Sometimes there is a rotary elbow or a breakaway diffuser at the outlet of the ventilation device. In this case, the flow will be even more heterogeneous.
Features of pressure calculation
Measuring pressure in air becomes more difficult due to its rapidly changing parameters. You should buy electronic pressure gauges with a function for averaging the results obtained per unit of time. If the pressure jumps sharply (pulsates), dampers are useful to smooth out the differences.
The following principles should be remembered:
- total pressure is the sum of static and dynamic;
- the total pressure of the fan must be equal to the pressure loss in the ventilation network.

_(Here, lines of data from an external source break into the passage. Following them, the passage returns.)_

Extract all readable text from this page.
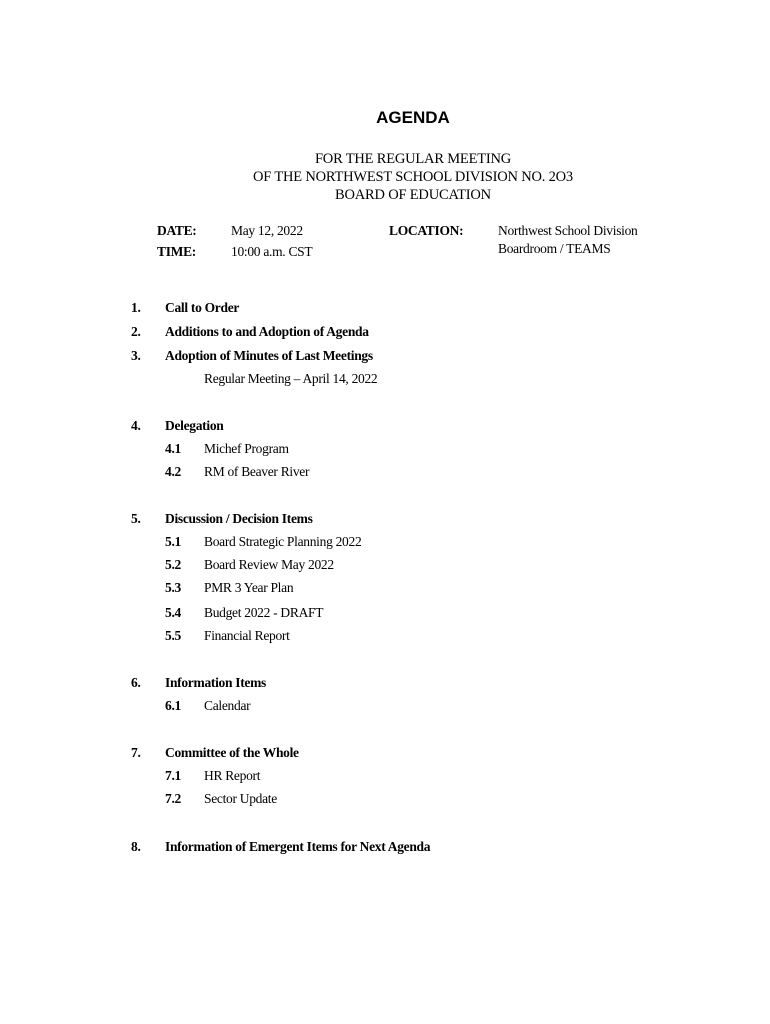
AGENDA
FOR THE REGULAR MEETING
OF THE NORTHWEST SCHOOL DIVISION NO. 2O3
BOARD OF EDUCATION
DATE:	May 12, 2022
TIME:	10:00 a.m. CST
LOCATION:	Northwest School Division
Boardroom / TEAMS
1. Call to Order
2. Additions to and Adoption of Agenda
3. Adoption of Minutes of Last Meetings
Regular Meeting – April 14, 2022
4. Delegation
4.1 Michef Program
4.2 RM of Beaver River
5. Discussion / Decision Items
5.1 Board Strategic Planning 2022
5.2 Board Review May 2022
5.3 PMR 3 Year Plan
5.4 Budget 2022 - DRAFT
5.5 Financial Report
6. Information Items
6.1 Calendar
7. Committee of the Whole
7.1 HR Report
7.2 Sector Update
8. Information of Emergent Items for Next Agenda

Measuring the static pressure at the outlet is not difficult. To do this, use a tube for static pressure: one end is inserted into the differential pressure gauge, and the other is directed into the section at the outlet of the fan. Based on the static pressure, the flow rate at the outlet of the ventilation device is calculated.
Dynamic pressure is also measured with a differential pressure gauge. Pitot-Prandtl tubes are connected to its connections. To one contact there is a tube for full pressure, and to the other - for static pressure. The result obtained will be equal to the dynamic pressure.

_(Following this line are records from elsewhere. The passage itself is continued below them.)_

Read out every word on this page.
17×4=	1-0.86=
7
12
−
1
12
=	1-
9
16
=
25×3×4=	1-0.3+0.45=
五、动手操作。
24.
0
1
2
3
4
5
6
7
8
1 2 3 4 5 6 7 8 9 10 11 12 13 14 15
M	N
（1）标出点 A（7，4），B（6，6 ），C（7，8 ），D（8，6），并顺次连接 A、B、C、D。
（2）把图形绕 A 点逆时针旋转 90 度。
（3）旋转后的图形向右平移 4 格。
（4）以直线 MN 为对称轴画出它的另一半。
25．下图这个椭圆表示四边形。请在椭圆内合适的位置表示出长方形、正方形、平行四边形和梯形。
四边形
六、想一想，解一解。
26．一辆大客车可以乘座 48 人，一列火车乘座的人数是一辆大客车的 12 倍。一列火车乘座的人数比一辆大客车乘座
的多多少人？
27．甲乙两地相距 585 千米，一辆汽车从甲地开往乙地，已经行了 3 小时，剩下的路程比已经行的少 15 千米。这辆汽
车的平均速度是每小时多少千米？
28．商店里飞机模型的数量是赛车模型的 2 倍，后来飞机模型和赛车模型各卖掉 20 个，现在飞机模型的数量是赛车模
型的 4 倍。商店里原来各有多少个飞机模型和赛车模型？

To find out the pressure loss in the air duct, you can monitor the flow dynamics: as soon as the air speed increases, the resistance of the ventilation network increases. Pressure is lost due to this resistance.
As the fan speed increases, the static pressure drops, and the dynamic pressure increases in proportion to the square of the increase in air flow. The total pressure will not change.

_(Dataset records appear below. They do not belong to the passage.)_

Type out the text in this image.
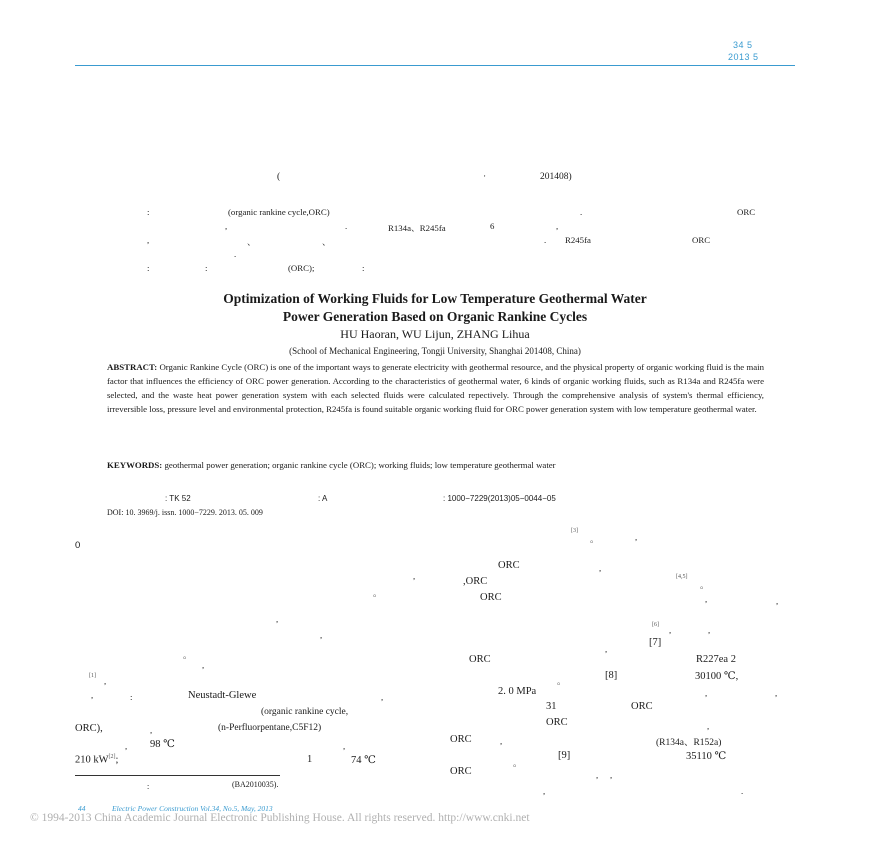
34 5
2013 5
(	·	201408)
:	(organic rankine cycle,ORC)	.	ORC
,	.	R134a、R245fa	6	,
,	、	、	. R245fa	ORC
.
:	:	(ORC);	:
Optimization of Working Fluids for Low Temperature Geothermal Water
Power Generation Based on Organic Rankine Cycles
HU Haoran, WU Lijun, ZHANG Lihua
(School of Mechanical Engineering, Tongji University, Shanghai 201408, China)
ABSTRACT: Organic Rankine Cycle (ORC) is one of the important ways to generate electricity with geothermal resource, and the physical property of organic working fluid is the main factor that influences the efficiency of ORC power generation. According to the characteristics of geothermal water, 6 kinds of organic working fluids, such as R134a and R245fa were selected, and the waste heat power generation system with each selected fluids were calculated repectively. Through the comprehensive analysis of system's thermal efficiency, irreversible loss, pressure level and environmental protection, R245fa is found suitable organic working fluid for ORC power generation system with low temperature geothermal water.
KEYWORDS: geothermal power generation; organic rankine cycle (ORC); working fluids; low temperature geothermal water
: TK 52	: A	: 1000−7229(2013)05−0044−05
DOI: 10. 3969/j. issn. 1000−7229. 2013. 05. 009
0
[3]
。	,
ORC	,
,	,ORC	[4,5]
。
。	ORC	,	,
,
[6] ,	,
,
[7]
。
,
ORC	R227ea 2
[1] ,
,
。	[8]	30100 ℃,
,	:	Neustadt-Glewe	,	2. 0 MPa	,	,
(organic rankine cycle,	31	ORC
ORC),	,	(n-Perfluorpentane,C5F12)	ORC	,
, 98 ℃	,
ORC	,	(R134a、R152a)
210 kW[2];	1	74 ℃	。
[9]	35110 ℃
ORC	, ,
:	(BA2010035).
,	.
44	Electric Power Construction Vol.34, No.5, May, 2013
© 1994-2013 China Academic Journal Electronic Publishing House. All rights reserved. http://www.cnki.net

With a properly selected device, the dynamic pressure changes in direct proportion to the square of the flow rate, and the static pressure in inverse proportion. In this case, the amount of air used and the load of the electric motor, if they increase, will be insignificant.
Some requirements for the electric motor:
- low starting torque - due to the fact that power consumption changes in accordance with the change in the number of revolutions supplied to the cube;
- large stock;
- work at maximum power for greater savings.
The fan power depends on the total pressure, as well as on the efficiency and air flow. The last two indicators correlate with the throughput of the ventilation system.
At the design stage, you will have to set priorities. Take into account costs, loss of useful volume of premises, noise level.
Air resistance formula
In everyday life, we do not think at all about the air we breathe. But in fact, there is a force of air resistance that a person encounters when performing any actions every day.
This value is made up of various factors. These include drag, air turbulence, air-surface friction, internal resistance, induced resistance and various additional resistances. The main reasons that cause resistance include air friction and the formation of turbulence.
In each case, the strength of this resistance is calculated individually, based on existing conditions. For example, for a car, the aerodynamic drag indicator will be calculated using the formula F = Cx*S*V2*r/2, where C is the aerodynamic drag coefficient, S is the front surface area of the car, V is the speed, and r denotes the air density. Even here there will be many nuances and the results will even depend on the shape of the machine. Using this example, you can understand that this value depends on the body performing the action and on external indicators, such as density. Air density has a greater effect on objects that are in the airspace.
This formula allows you to measure the strength with which various factors influence resistance. This helps, for example, in production. To reduce the friction force on the product, roughness is reduced and more streamlined shapes are made. Our laboratory specialists can carry out the necessary calculations or other research. Microclimate research is also a very important and necessary procedure, and we are ready to carry it out using the most accurate equipment. Thanks to it, you can learn about air quality, humidity, temperature, speed and many other factors that affect human performance and health.